I think I might be happy living in Western North Carolina. Until tourist season hit every year. Which reminds me…
According to the National Park service…
Great Smoky Mountains National Park covers 522,427 acres, divided almost evenly between the states of North Carolina and Tennessee. [There were] more than 11.3 million recreational visits in 2016. (This figure does not include the approximately 11 million travelers on the Gatlingburg-Pigeon Forge Spur.) Highest visitation of any of the 59 national parks. The second most heavily visited national park is Grand Canyon with 4.6 million visits, third is Yosemite with 3.8 million, fourth is Yellowstone with 3.2 million.
That doesn’t include all of the motorcyclists who flock to the region or people who go there to visit other area attractions, like the many rivers and lakes, Dollywood, etc.

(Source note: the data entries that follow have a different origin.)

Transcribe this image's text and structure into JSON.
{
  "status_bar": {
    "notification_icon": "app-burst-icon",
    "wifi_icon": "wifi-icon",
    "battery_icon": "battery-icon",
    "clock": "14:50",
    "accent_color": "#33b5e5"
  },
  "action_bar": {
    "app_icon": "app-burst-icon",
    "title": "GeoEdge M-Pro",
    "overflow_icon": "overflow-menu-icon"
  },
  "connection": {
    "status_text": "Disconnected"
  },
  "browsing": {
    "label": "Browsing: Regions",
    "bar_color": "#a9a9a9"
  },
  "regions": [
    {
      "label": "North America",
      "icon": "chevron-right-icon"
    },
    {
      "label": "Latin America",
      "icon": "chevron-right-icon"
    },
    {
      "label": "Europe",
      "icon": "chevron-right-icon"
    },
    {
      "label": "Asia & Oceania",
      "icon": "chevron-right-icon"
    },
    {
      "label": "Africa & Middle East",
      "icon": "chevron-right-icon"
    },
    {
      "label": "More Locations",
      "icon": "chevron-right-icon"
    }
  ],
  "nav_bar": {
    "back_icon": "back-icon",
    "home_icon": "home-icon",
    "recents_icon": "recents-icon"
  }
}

In other words, it can get crazy-busy. I was there during the off-season, which is why it looks so empty. I’d be willing to bet that, were I there in mid-July, the roads would be clogged with traffic. Overlooks/pull-offs would probably be so full, I’d be lucky to find a spot on the bike, much less in a car. There would be LOTS of loud-ass cruisers (I will never understand the appeal of that noise). In short, it is probably a place to avoid. Unless you like that sort of thing.

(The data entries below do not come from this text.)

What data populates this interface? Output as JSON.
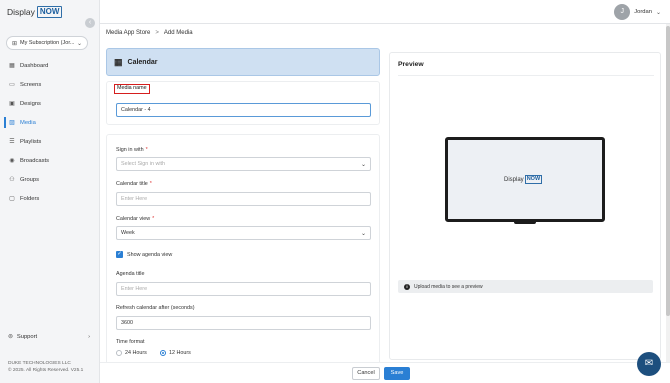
{
  "brand": {
    "name": "Display",
    "badge": "NOW"
  },
  "sidebar": {
    "subscription": "My Subscription (Jor...",
    "items": [
      {
        "label": "Dashboard",
        "icon": "dashboard-icon"
      },
      {
        "label": "Screens",
        "icon": "screens-icon"
      },
      {
        "label": "Designs",
        "icon": "designs-icon"
      },
      {
        "label": "Media",
        "icon": "media-icon",
        "active": true
      },
      {
        "label": "Playlists",
        "icon": "playlists-icon"
      },
      {
        "label": "Broadcasts",
        "icon": "broadcasts-icon"
      },
      {
        "label": "Groups",
        "icon": "groups-icon"
      },
      {
        "label": "Folders",
        "icon": "folders-icon"
      }
    ],
    "support": "Support",
    "footer": {
      "company": "DUKE TECHNOLOGIES LLC",
      "copyright": "© 2025. All Rights Reserved. V25.1"
    }
  },
  "user": {
    "initial": "J",
    "name": "Jordan"
  },
  "breadcrumb": {
    "parent": "Media App Store",
    "separator": ">",
    "current": "Add Media"
  },
  "form": {
    "header": "Calendar",
    "media_name": {
      "label": "Media name",
      "value": "Calendar - 4"
    },
    "sign_in": {
      "label": "Sign in with",
      "placeholder": "Select Sign in with"
    },
    "calendar_title": {
      "label": "Calendar title",
      "placeholder": "Enter Here"
    },
    "calendar_view": {
      "label": "Calendar view",
      "value": "Week"
    },
    "show_agenda": {
      "label": "Show agenda view",
      "checked": true
    },
    "agenda_title": {
      "label": "Agenda title",
      "placeholder": "Enter Here"
    },
    "refresh": {
      "label": "Refresh calendar after (seconds)",
      "value": "3600"
    },
    "time_format": {
      "label": "Time format",
      "options": [
        "24 Hours",
        "12 Hours"
      ],
      "selected": "12 Hours"
    }
  },
  "preview": {
    "title": "Preview",
    "note": "Upload media to see a preview"
  },
  "actions": {
    "cancel": "Cancel",
    "save": "Save"
  },
  "colors": {
    "accent": "#2a7fd4",
    "header_card": "#cfe0f2",
    "highlight": "#d51e1e",
    "chat": "#1d4f7e"
  }
}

I stopped in Franklin for lunch. While I ate, I was looking at several route options, but decided to stick with my original plan. Unfortunately, I didn’t realize Google maps had “lost” my original plan until I was rather far rom where I was supposed to be.
Instead of backtracking the way I’d already traveled, I quickly selected an alternate route. That’s how I happened upon this.
In retrospect, I should have gone in. But the weather was too perfect to waste even a few minutes of ride time.
Getting to see downtown Sylva, albeit briefly, was a happy accident.
I finally got back to the section of Moonshiner 28 I’d meant to hit, but riding in the opposite direction than originally planned.
Holy cow was I glad I had decided to backtrack. The next images were all captured there…
But wait, there’s more!
There was a LOT of water flowing over that waterfall. I could not imagine why it was called Dry Falls.
The road was actually so nice, I repeated a large section of it “for Hubby” and then decided to continue with the route I’d originally planned, which took me into and through a section of the Pisgah National Forest, up to the Blue Ridge Parkway, and eventually to Maggie Valley.
As the road climbed toward the BRP, I started seeing flashes of pink. I HAD to stop for a closer look.
That last shot makes it east to understand where the “Great Smoky Mountains” and “Blue Ridge” labels came from, eh?
I was exhausted by the time I reach my motel in Maggie Valley. And delighted to reach the Mexican restaurant I’d read about and enjoy the margarita I’d been thinking about, off and on, the entire day.